The deposition of tailings pond silt, while extensive, may arguably impact some fish habitat; however, that impact should not be expected to be persistent for an extended period. In the greater scheme of things, it will appear as a thin, local geological layer, reminiscent of many other natural occurrences.

Second, and perhaps this is more of a similarity to Mount Polley than a distinction, the dam burst occurred in a remote area where the impact on the local population will be small because the number of local residents is small. Without suggesting that rural residents are in any way less important than their urban kindred, if one must travel by air or water a considerable distance just to survey the damage, by definition, the human impact is small.

Third, again more of a positive comparison than a contrast, Mount Polley was producing copper and gold, which our society demands.

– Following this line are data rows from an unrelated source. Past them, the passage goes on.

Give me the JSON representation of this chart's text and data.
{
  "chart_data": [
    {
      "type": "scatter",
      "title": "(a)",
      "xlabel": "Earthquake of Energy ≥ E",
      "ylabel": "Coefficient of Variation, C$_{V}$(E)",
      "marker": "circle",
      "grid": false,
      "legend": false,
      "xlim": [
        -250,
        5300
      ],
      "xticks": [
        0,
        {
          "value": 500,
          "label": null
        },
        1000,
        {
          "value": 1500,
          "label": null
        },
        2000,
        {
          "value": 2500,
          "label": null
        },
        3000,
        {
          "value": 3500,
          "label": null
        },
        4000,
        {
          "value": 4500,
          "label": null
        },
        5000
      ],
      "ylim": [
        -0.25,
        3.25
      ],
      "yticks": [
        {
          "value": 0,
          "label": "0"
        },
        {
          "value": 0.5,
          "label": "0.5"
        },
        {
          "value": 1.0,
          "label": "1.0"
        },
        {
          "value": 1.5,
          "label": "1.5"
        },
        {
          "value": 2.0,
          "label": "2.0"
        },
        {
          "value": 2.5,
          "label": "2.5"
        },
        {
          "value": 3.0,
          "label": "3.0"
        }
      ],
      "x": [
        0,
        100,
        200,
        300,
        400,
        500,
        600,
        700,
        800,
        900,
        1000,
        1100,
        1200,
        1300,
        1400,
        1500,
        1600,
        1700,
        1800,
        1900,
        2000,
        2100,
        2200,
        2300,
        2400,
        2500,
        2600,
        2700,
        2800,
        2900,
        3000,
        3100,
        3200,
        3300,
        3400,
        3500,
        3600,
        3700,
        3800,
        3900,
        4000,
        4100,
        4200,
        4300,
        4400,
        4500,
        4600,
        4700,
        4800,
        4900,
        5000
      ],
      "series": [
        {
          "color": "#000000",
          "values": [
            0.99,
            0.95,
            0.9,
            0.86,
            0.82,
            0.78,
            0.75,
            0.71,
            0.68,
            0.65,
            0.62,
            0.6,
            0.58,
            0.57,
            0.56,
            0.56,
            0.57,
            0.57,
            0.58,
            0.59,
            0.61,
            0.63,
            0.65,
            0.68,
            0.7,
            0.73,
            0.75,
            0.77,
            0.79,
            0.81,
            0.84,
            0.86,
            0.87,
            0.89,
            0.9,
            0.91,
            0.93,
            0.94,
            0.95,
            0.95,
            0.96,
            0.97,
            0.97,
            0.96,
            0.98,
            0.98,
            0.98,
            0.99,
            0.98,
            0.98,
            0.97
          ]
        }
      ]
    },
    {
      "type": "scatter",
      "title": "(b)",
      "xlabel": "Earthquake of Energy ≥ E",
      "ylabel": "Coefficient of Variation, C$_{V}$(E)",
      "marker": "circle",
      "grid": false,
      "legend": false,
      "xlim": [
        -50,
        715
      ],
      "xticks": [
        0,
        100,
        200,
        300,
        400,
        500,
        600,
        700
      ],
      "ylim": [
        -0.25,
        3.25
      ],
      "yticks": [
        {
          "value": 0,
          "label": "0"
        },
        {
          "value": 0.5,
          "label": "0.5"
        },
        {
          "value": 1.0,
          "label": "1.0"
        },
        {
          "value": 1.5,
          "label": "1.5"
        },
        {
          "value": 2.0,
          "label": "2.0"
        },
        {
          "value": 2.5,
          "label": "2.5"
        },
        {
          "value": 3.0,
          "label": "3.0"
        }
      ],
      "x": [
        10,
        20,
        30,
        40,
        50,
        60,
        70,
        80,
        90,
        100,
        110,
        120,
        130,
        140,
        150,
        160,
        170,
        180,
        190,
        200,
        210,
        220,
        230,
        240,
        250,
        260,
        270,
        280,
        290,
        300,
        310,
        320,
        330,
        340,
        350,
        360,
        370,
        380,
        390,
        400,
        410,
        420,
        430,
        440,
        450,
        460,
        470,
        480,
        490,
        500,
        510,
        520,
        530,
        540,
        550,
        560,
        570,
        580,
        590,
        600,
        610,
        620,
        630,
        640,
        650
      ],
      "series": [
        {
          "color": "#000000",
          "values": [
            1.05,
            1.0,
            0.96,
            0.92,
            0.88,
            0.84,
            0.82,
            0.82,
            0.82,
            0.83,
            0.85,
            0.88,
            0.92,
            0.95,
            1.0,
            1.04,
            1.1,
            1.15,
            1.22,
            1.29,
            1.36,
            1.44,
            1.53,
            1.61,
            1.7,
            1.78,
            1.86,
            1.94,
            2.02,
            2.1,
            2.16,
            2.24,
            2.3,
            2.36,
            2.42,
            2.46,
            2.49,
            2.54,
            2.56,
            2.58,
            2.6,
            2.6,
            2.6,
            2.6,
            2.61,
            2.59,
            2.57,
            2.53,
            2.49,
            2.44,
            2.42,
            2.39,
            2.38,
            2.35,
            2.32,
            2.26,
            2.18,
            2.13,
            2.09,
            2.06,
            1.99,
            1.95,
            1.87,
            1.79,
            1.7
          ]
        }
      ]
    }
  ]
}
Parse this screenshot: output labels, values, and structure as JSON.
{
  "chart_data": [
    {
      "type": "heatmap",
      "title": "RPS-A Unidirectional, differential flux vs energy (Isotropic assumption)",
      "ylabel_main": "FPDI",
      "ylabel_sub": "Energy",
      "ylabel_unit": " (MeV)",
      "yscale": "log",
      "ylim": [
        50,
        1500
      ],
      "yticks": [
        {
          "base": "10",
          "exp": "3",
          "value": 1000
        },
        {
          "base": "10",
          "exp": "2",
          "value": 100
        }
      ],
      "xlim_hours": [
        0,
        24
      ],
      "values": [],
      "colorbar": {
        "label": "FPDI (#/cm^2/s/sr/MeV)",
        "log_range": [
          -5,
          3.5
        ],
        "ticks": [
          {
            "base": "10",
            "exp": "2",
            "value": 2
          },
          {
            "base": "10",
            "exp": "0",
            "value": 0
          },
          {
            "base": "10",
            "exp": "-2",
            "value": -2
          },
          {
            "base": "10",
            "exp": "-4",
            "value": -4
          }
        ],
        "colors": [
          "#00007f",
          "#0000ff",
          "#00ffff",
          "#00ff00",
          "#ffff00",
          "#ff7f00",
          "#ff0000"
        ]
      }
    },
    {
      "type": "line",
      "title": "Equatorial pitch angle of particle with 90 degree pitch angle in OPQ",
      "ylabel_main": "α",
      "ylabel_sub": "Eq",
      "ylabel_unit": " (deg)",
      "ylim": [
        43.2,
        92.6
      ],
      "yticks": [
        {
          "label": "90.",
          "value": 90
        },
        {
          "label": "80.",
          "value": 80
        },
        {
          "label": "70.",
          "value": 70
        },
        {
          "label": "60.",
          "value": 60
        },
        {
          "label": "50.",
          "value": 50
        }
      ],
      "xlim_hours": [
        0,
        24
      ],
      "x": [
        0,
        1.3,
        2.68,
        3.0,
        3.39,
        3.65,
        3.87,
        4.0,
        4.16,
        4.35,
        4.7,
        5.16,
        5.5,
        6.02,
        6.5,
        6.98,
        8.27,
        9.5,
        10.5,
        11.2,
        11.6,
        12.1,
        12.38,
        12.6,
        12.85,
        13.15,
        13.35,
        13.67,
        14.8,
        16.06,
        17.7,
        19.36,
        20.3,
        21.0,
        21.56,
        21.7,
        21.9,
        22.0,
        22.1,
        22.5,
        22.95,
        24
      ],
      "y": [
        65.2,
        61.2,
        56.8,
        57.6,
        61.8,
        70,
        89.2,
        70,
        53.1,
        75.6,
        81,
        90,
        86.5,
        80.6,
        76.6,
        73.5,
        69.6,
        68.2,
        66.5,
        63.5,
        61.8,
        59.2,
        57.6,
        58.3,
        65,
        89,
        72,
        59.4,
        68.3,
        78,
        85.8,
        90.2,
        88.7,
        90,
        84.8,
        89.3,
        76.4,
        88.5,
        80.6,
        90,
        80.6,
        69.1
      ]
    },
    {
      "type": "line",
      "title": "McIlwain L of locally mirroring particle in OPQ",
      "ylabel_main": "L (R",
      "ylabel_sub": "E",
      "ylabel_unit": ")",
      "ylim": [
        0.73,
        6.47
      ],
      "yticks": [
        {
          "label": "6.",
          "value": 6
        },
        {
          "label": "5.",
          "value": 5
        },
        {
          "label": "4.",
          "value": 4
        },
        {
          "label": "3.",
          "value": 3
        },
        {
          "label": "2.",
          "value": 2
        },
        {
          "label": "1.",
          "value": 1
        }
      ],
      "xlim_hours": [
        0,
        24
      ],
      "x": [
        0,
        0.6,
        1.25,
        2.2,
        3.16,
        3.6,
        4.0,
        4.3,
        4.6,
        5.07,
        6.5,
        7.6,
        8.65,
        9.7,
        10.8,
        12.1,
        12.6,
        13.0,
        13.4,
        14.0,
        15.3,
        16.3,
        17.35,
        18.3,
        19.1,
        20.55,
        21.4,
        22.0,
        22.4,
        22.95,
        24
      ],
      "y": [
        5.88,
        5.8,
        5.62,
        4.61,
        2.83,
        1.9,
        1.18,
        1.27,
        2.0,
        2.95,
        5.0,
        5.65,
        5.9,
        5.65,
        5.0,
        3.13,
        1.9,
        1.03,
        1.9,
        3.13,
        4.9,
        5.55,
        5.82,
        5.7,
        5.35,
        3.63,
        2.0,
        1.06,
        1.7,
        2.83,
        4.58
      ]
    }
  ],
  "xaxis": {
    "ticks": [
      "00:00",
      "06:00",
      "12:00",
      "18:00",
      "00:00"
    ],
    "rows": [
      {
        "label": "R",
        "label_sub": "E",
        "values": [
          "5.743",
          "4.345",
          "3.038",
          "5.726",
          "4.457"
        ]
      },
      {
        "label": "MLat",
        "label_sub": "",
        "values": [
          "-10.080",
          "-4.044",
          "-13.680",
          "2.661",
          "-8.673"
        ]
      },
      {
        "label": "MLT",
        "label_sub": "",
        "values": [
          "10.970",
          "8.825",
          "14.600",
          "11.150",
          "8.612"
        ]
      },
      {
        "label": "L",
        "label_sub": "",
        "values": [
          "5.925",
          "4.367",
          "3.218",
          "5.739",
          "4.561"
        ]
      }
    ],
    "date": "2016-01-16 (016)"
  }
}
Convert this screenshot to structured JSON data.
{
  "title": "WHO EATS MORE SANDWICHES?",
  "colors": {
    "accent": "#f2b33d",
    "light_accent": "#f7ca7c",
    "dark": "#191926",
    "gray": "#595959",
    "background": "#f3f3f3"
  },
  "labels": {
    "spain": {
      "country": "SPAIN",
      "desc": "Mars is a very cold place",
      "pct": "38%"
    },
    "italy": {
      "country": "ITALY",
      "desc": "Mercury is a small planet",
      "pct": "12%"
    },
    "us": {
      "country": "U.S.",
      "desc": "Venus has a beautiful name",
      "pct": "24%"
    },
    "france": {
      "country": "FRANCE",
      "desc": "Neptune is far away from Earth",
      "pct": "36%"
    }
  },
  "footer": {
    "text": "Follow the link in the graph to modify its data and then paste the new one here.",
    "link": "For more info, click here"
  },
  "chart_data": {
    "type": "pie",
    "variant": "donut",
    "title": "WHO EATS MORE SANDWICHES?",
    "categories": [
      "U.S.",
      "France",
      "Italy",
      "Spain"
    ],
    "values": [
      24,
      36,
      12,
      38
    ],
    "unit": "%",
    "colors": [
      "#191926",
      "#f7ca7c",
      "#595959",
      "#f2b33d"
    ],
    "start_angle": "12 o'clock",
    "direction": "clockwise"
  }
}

Pebble, one day, may likewise produce such commodities to necessarily supplement the world requirements of a power-hungry world.

Fourth, the dam that failed at Mount Polley could probably never be built in Alaska under the current regulatory climate; and it certainly would not be operated in a similar fashion. Simply put, the regulations and oversight requirements governing a future mine at Pebble are substantially more stringent than those currently in place in British Columbia. To its credit, the provincial government was all over the spill as soon as it occurred; however, in Alaska the responsible government agencies are all over large mine projects before they are designed.

While our modern-day "Chicken Little" wannabes may be expected to cluck wildly about this recent turn of events, the sky really is not falling and the Fraser River salmon runs will be fine if any fishermen let them get to their spawning grounds. Mount Polley has been described as a disaster or even a catastrophe that proves once again that _______ (government / business / modern science - fill in the blanks) cannot be trusted with our ______ (welfare / environment / anything else - fill in the blanks). It is neither. It is albeit a large event that will be accompanied by a great deal of sound and fury signifying nothing.

The engineers associated with the Pebble Project can, and undoubtedly will, detail the design factors that distinguish the Mount Polley dam from any dam that may be constructed at Pebble and the endless documentation that will be generated at every stage of the permitting process will go into great detail as the relative size of the impoundment, the exact nature of the pent-up water, the composition of the silt and every other detail.

However, the take-away from the Mount Polley event is simply this: Even a massive escapement into the headwaters of the Fraser River show virtually no perceptible risk of impact on that massive fishery. The concerned citizens of Seattle, the home base of the Bristol Bay fishing industry should take great comfort from the Mount Polley experience.